There are four key steps in applying your KPI to your business. The first of these steps is to develop your KPI.
Step 1: KPI Development
You don't have to create new KPIs, but you must develop new purposes for these current KPIs.
For example, your SaaS company aims to improve your customer satisfaction levels. It's your job to determine the best ways to measure customer satisfaction and track that KPI.
One easy KPI to turn to is customer support tickets, but a new one that hasn't come up yet is using social media to gauge customer satisfaction levels. For example, collect data on users' positive keywords when talking about your brand.
Step 2: Create Goals and Objectives
Setting realistic goals and expectations when using KPIs is important, especially since nearly 90% of goal-setting initiatives fail because of unreasonable expectations. If your mission is to increase your subscription count, your objectives must actively work towards improving your subscription count.
For example, you'll focus on improving your website, your PQL, and MUV to increase your subscription count. Each time you'll define a purpose for the objective and how it aligns with your goals.
Step 3: Analyze Each KPI
Your third step is to start analyzing your KPI during your operation. Please don't ignore any information you gather, no matter how damaging it is to your company.
Additionally, working with inaccurate data is more damaging than working with no data. Check the quality of your KPIs and metrics to ensure your data is up-to-date and relevant to your company's goals.

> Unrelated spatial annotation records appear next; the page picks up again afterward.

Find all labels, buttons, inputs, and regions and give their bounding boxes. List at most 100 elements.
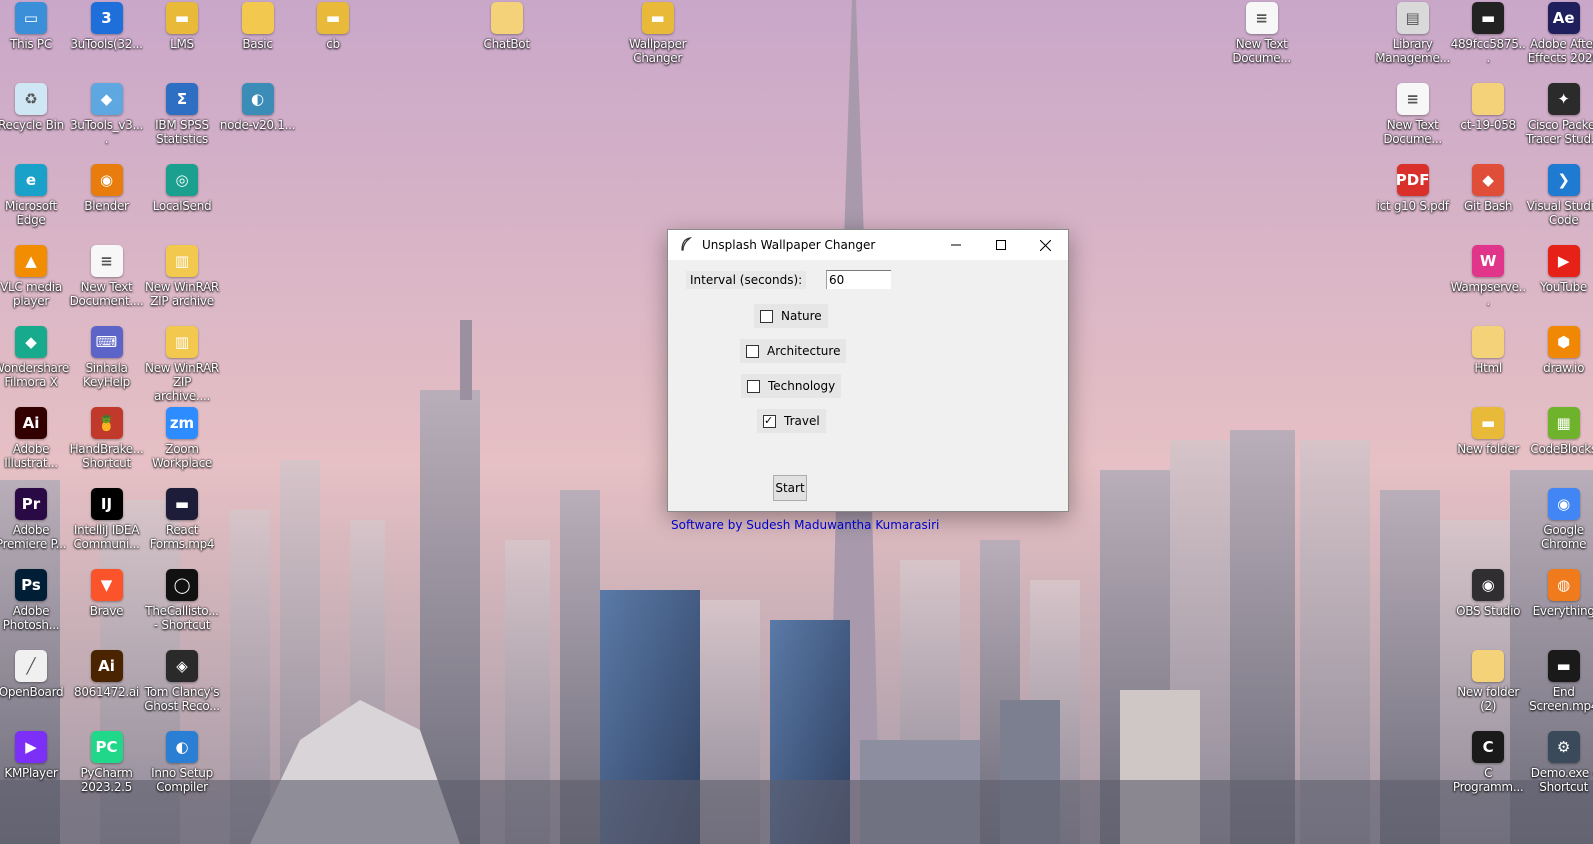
desktop-icon[interactable]: ▬ cb: [295, 2, 371, 51]
exe-icon: ⚙: [1547, 731, 1580, 763]
desktop-icon[interactable]: ◐ node-v20.1...: [220, 83, 296, 132]
callisto-icon: ◯: [166, 569, 198, 601]
desktop-icon[interactable]: Pr Adobe Premiere P...: [0, 488, 69, 551]
desktop-icon[interactable]: e Microsoft Edge: [0, 164, 69, 227]
desktop-icon[interactable]: ⌨ Sinhala KeyHelp: [69, 326, 145, 389]
desktop-icon[interactable]: ▬ End Screen.mp4: [1526, 650, 1593, 713]
desktop-icon-label: Brave: [89, 604, 124, 618]
desktop-icon[interactable]: ChatBot: [469, 2, 545, 51]
desktop-icon[interactable]: ▭ This PC: [0, 2, 69, 51]
desktop-icon[interactable]: ◉ Blender: [69, 164, 145, 213]
desktop-icon[interactable]: zm Zoom Workplace: [144, 407, 220, 470]
checkbox-box[interactable]: [746, 344, 759, 358]
checkbox-nature[interactable]: Nature: [754, 304, 828, 328]
checkbox-box[interactable]: [760, 309, 773, 323]
desktop-icon[interactable]: ▶ KMPlayer: [0, 731, 69, 780]
desktop-icon-label: TheCallisto... - Shortcut: [145, 604, 219, 632]
desktop-icon[interactable]: PDF ict g10 S.pdf: [1375, 164, 1451, 213]
desktop-icon[interactable]: ▬ New folder: [1450, 407, 1526, 456]
winrar-icon: ▥: [166, 326, 198, 358]
desktop-icon[interactable]: 🍍 HandBrake... Shortcut: [69, 407, 145, 470]
desktop-icon-label: Demo.exe - Shortcut: [1530, 766, 1593, 794]
desktop-icon[interactable]: Ae Adobe After Effects 2020: [1526, 2, 1593, 65]
desktop-icon[interactable]: Html: [1450, 326, 1526, 375]
maximize-button[interactable]: [978, 230, 1023, 260]
checkbox-architecture[interactable]: Architecture: [740, 339, 847, 363]
desktop-icon[interactable]: ◆ Wondershare Filmora X: [0, 326, 69, 389]
checkbox-travel[interactable]: Travel: [757, 409, 826, 433]
desktop-icon[interactable]: ▬ LMS: [144, 2, 220, 51]
desktop-icon-label: Wondershare Filmora X: [0, 361, 70, 389]
desktop-icon[interactable]: ╱ OpenBoard: [0, 650, 69, 699]
desktop-icon-label: Zoom Workplace: [152, 442, 212, 470]
desktop-icon[interactable]: ≡ New Text Docume...: [1375, 83, 1451, 146]
app-icon: ▤: [1396, 2, 1429, 34]
desktop-icon-label: Cisco Packet Tracer Stud...: [1525, 118, 1593, 146]
desktop-icon[interactable]: C C Programm...: [1450, 731, 1526, 794]
desktop-icon[interactable]: ▬ 489fcc5875...: [1450, 2, 1526, 65]
desktop-icon[interactable]: ◐ Inno Setup Compiler: [144, 731, 220, 794]
checkbox-technology[interactable]: Technology: [741, 374, 842, 398]
minimize-button[interactable]: [933, 230, 978, 260]
desktop-icon[interactable]: ◉ OBS Studio: [1450, 569, 1526, 618]
desktop-icon[interactable]: ◍ Everything: [1526, 569, 1593, 618]
desktop-icon[interactable]: ▬ React Forms.mp4: [144, 488, 220, 551]
chrome-icon: ◉: [1547, 488, 1580, 520]
desktop-icon[interactable]: W Wampserve...: [1450, 245, 1526, 308]
desktop-icon[interactable]: New folder (2): [1450, 650, 1526, 713]
desktop-icon[interactable]: PC PyCharm 2023.2.5: [69, 731, 145, 794]
desktop-icon[interactable]: ▼ Brave: [69, 569, 145, 618]
desktop-icon[interactable]: ♻ Recycle Bin: [0, 83, 69, 132]
checkbox-box[interactable]: [763, 414, 776, 428]
video-file-icon: ▬: [166, 488, 198, 520]
desktop-icon-label: ict g10 S.pdf: [1376, 199, 1449, 213]
window-titlebar[interactable]: Unsplash Wallpaper Changer: [668, 230, 1068, 260]
obs-icon: ◉: [1472, 569, 1505, 601]
desktop-icon[interactable]: Ai 8061472.ai: [69, 650, 145, 699]
desktop-icon[interactable]: ◯ TheCallisto... - Shortcut: [144, 569, 220, 632]
desktop-icon[interactable]: ct-19-058: [1450, 83, 1526, 132]
desktop-icon[interactable]: ◈ Tom Clancy's Ghost Reco...: [144, 650, 220, 713]
desktop-icon[interactable]: ◉ Google Chrome: [1526, 488, 1593, 551]
start-button[interactable]: Start: [773, 475, 807, 501]
desktop-icon[interactable]: Ai Adobe Illustrat...: [0, 407, 69, 470]
desktop-icon-label: Microsoft Edge: [5, 199, 57, 227]
desktop-icon[interactable]: ▤ Library Manageme...: [1375, 2, 1451, 65]
desktop-icon[interactable]: ▥ New WinRAR ZIP archive....: [144, 326, 220, 403]
c-file-icon: C: [1472, 731, 1505, 763]
desktop-icon-label: Visual Studio Code: [1526, 199, 1593, 227]
desktop-icon[interactable]: ◆ 3uTools_v3....: [69, 83, 145, 146]
desktop-icon-label: HandBrake... Shortcut: [69, 442, 144, 470]
desktop-icon-label: Google Chrome: [1541, 523, 1587, 551]
desktop-icon-label: OBS Studio: [1456, 604, 1521, 618]
text-file-icon: ≡: [1245, 2, 1278, 34]
desktop-icon[interactable]: ❯ Visual Studio Code: [1526, 164, 1593, 227]
desktop-icon[interactable]: ≡ New Text Document....: [69, 245, 145, 308]
desktop-icon[interactable]: ◆ Git Bash: [1450, 164, 1526, 213]
desktop-icon[interactable]: 3 3uTools(32...: [69, 2, 145, 51]
desktop-icon-label: OpenBoard: [0, 685, 64, 699]
desktop-icon[interactable]: ▶ YouTube: [1526, 245, 1593, 294]
desktop-icon[interactable]: ▬ Wallpaper Changer: [620, 2, 696, 65]
checkbox-label: Travel: [784, 414, 820, 428]
desktop-icon[interactable]: Ps Adobe Photosh...: [0, 569, 69, 632]
desktop-icon[interactable]: ◎ LocalSend: [144, 164, 220, 213]
desktop-icon[interactable]: ✦ Cisco Packet Tracer Stud...: [1526, 83, 1593, 146]
desktop-icon[interactable]: ⬢ draw.io: [1526, 326, 1593, 375]
checkbox-box[interactable]: [747, 379, 760, 393]
desktop-icon[interactable]: ▲ VLC media player: [0, 245, 69, 308]
interval-input[interactable]: [826, 270, 891, 289]
desktop-icon[interactable]: ≡ New Text Docume...: [1224, 2, 1300, 65]
handbrake-icon: 🍍: [90, 407, 123, 439]
desktop-icon[interactable]: ⚙ Demo.exe - Shortcut: [1526, 731, 1593, 794]
pycharm-icon: PC: [90, 731, 123, 763]
desktop-icon-label: New WinRAR ZIP archive: [145, 280, 219, 308]
desktop-icon[interactable]: ▥ New WinRAR ZIP archive: [144, 245, 220, 308]
video-file-icon: ▬: [1472, 2, 1505, 34]
close-button[interactable]: [1023, 230, 1068, 260]
desktop-icon[interactable]: ▦ CodeBlocks: [1526, 407, 1593, 456]
3utools-icon: 3: [90, 2, 123, 34]
desktop-icon[interactable]: Basic: [220, 2, 296, 51]
desktop-icon[interactable]: IJ IntelliJ IDEA Communi...: [69, 488, 145, 551]
desktop-icon[interactable]: Σ IBM SPSS Statistics: [144, 83, 220, 146]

Step 4: Compare Your Performance With Results
With evident goals and immaculate data, it's time to measure the performance of your SaaS business. Apply your KPIs to your business operation and measure your performance with the results.
If you see improvements continue operating as you are, but start experimenting and focusing on other problem sectors of your SaaS business. If your results are lacking, look for areas to improve.
Frequently Asked Questions
Here are some common questions that relate to SaaS KPIs and their importance to your business:
How do you measure the performance of a SaaS company?
This question has plenty of parts that come with it, but essentially you measure it like any other business. You measure the company's profitability and its relation to its competitors. One way to do this is with the various metrics and KPIs at your disposal, such as MRR, CRR, and CCR.
Which SaaS metrics are most important?
If you narrow it down to a small list, the most important SaaS metrics are customer retention, monthly recurring revenue, customer churn rate, and customer acquisition cost. Even so, what KPIs are important will change depending on your business model and goals.
What's the appeal of SaaS?
For many consumers, the appeal of SaaS comes with the ease of access and updates they get from using a service. Through the cloud, most SaaS software is accessible on multiple devices and platforms. For companies, consistent revenue is the main appeal.
What's the difference between a KPI and a metric?
The key difference between a KPI and a metric is what they help with. KPIs focus on how things affect specific business goals and objectives. KPIs help with strategy implementation, while metrics help with measuring business activity.
Is Amazon a SaaS?
Amazon is a SaaS company that focuses on delivery-as-a-service. People who think of SaaS companies usually think of streaming services like Netflix, Hulu, Peacock, or CRM tools, but most subscription-based models fall under the SaaS category.
KPIs like churn rate, customer retention, monthly recurring revenue, and customer acquisition cost are key KPIs to help push your SaaS company forward and meet goals and expectations.
Consider the KPIs on this list when creating your next advertising campaign or even how you invest your monthly recurring revenue. Remember, KPIs focus on business goals and objectives. Meet those goals and improve and separate yourself from the competition.